Average noise level (dBA)
Nissequogue's 44.9 dBA pop-weighted average is the lowest among the peer group. New York as a whole averages 55.4 dBA and the U.S. averages 52.0 dBA. Both are lower than Nissequogue because most of either area is rural land away from major roads.
Share of residents above 55 dBA
About 3.1% of Nissequogue residents live in blocks where outdoor levels exceed the EPA's 55 dBA threshold. That's fewer than any of its peer group. Measured by land area instead, 5.4% of Nissequogue's footprint sits above 55 dBA, against a New York average of 30.9% and a national average of 28.1%.
What This Means if You're Moving to Nissequogue
- Distance from highways matters more than the neighborhood name. Two homes in the same zip code can differ by 20 dBA if one sits 100 meters from Moriches Rd and the other 500 meters away. The model captures this at 100-meter resolution, so noise exposure changes block by block.
- Tree canopy can help reduce modeled noise exposure. Roughly 52% of Nissequogue is under tree cover (heavier than most cities), and the dominant land cover is deciduous forest. Both are measured from federal USDA Forest Service and USGS satellite imagery at 30-meter resolution.
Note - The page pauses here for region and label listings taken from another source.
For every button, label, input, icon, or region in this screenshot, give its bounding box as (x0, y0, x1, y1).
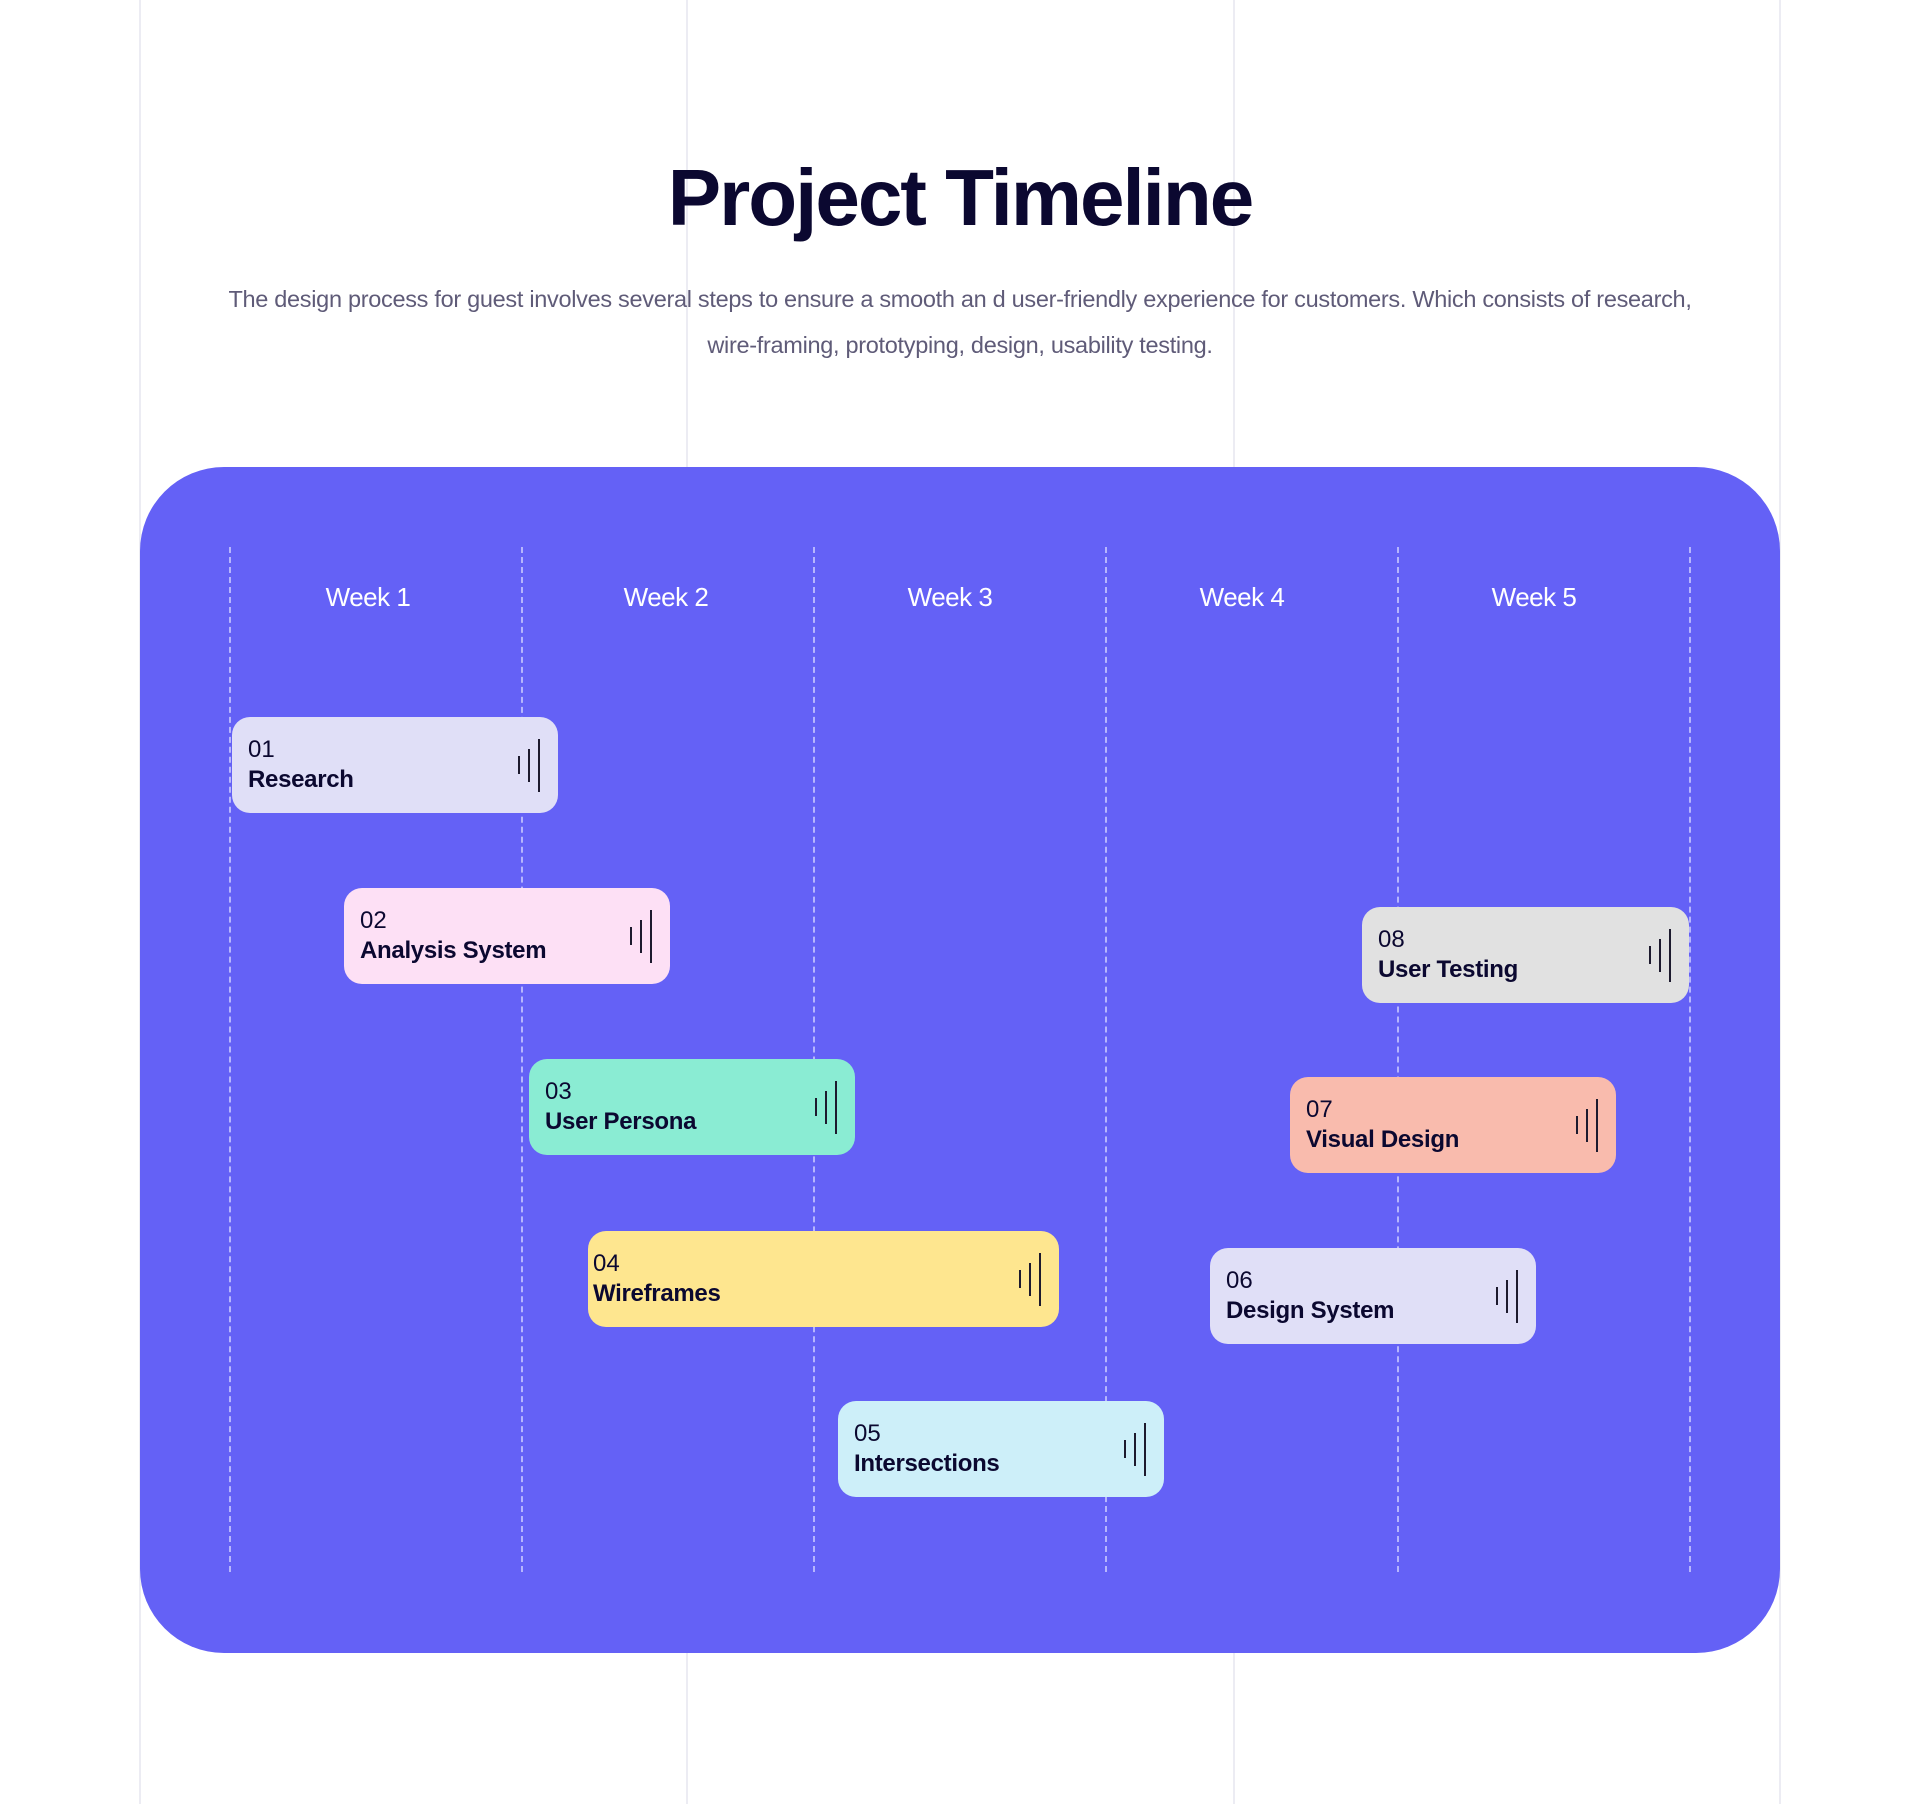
task-name: User Testing (1378, 956, 1518, 983)
task-card-research[interactable]: 01 Research (232, 717, 558, 813)
task-name: Intersections (854, 1450, 1000, 1477)
bars-icon[interactable] (518, 739, 542, 792)
task-name: Wireframes (593, 1280, 721, 1307)
bars-icon[interactable] (815, 1081, 839, 1134)
bars-icon[interactable] (1649, 929, 1673, 982)
task-name: Research (248, 766, 354, 793)
bars-icon[interactable] (1019, 1253, 1043, 1306)
week-divider (521, 547, 523, 1572)
task-number: 03 (545, 1078, 572, 1105)
task-number: 06 (1226, 1267, 1253, 1294)
description-line-2: wire-framing, prototyping, design, usabi… (707, 332, 1213, 358)
description-line-1: The design process for guest involves se… (228, 286, 1692, 312)
task-number: 05 (854, 1420, 881, 1447)
week-header-2: Week 2 (623, 582, 709, 612)
week-divider (1397, 547, 1399, 1572)
task-number: 01 (248, 736, 275, 763)
week-divider (1689, 547, 1691, 1572)
bars-icon[interactable] (630, 910, 654, 963)
task-number: 02 (360, 907, 387, 934)
task-name: Visual Design (1306, 1126, 1460, 1153)
week-header-1: Week 1 (325, 582, 411, 612)
week-header-3: Week 3 (907, 582, 993, 612)
task-name: Design System (1226, 1297, 1395, 1324)
task-card-visual-design[interactable]: 07 Visual Design (1290, 1077, 1616, 1173)
task-card-user-persona[interactable]: 03 User Persona (529, 1059, 855, 1155)
task-number: 08 (1378, 926, 1405, 953)
week-header-4: Week 4 (1199, 582, 1285, 612)
task-card-analysis-system[interactable]: 02 Analysis System (344, 888, 670, 984)
bars-icon[interactable] (1496, 1270, 1520, 1323)
task-card-design-system[interactable]: 06 Design System (1210, 1248, 1536, 1344)
task-card-wireframes[interactable]: 04 Wireframes (588, 1231, 1059, 1327)
week-divider (229, 547, 231, 1572)
task-card-intersections[interactable]: 05 Intersections (838, 1401, 1164, 1497)
task-name: User Persona (545, 1108, 697, 1135)
task-name: Analysis System (360, 937, 547, 964)
task-card-user-testing[interactable]: 08 User Testing (1362, 907, 1689, 1003)
page-description: The design process for guest involves se… (160, 276, 1760, 368)
task-number: 04 (593, 1250, 620, 1277)
week-header-5: Week 5 (1491, 582, 1577, 612)
task-number: 07 (1306, 1096, 1333, 1123)
page-title: Project Timeline (667, 153, 1255, 242)
bars-icon[interactable] (1576, 1099, 1600, 1152)
bars-icon[interactable] (1124, 1423, 1148, 1476)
Streets with 60% or higher canopy show 3 to 5 dBA lower noise than comparable streets with bare ground or pavement, which is why the per-place decay rate above already accounts for it.
- Airport noise is directional. Long Island Macarthur's approach paths concentrate aviation noise to the southeast. Neighborhoods to the northwest of downtown show no measurable contribution from the airport.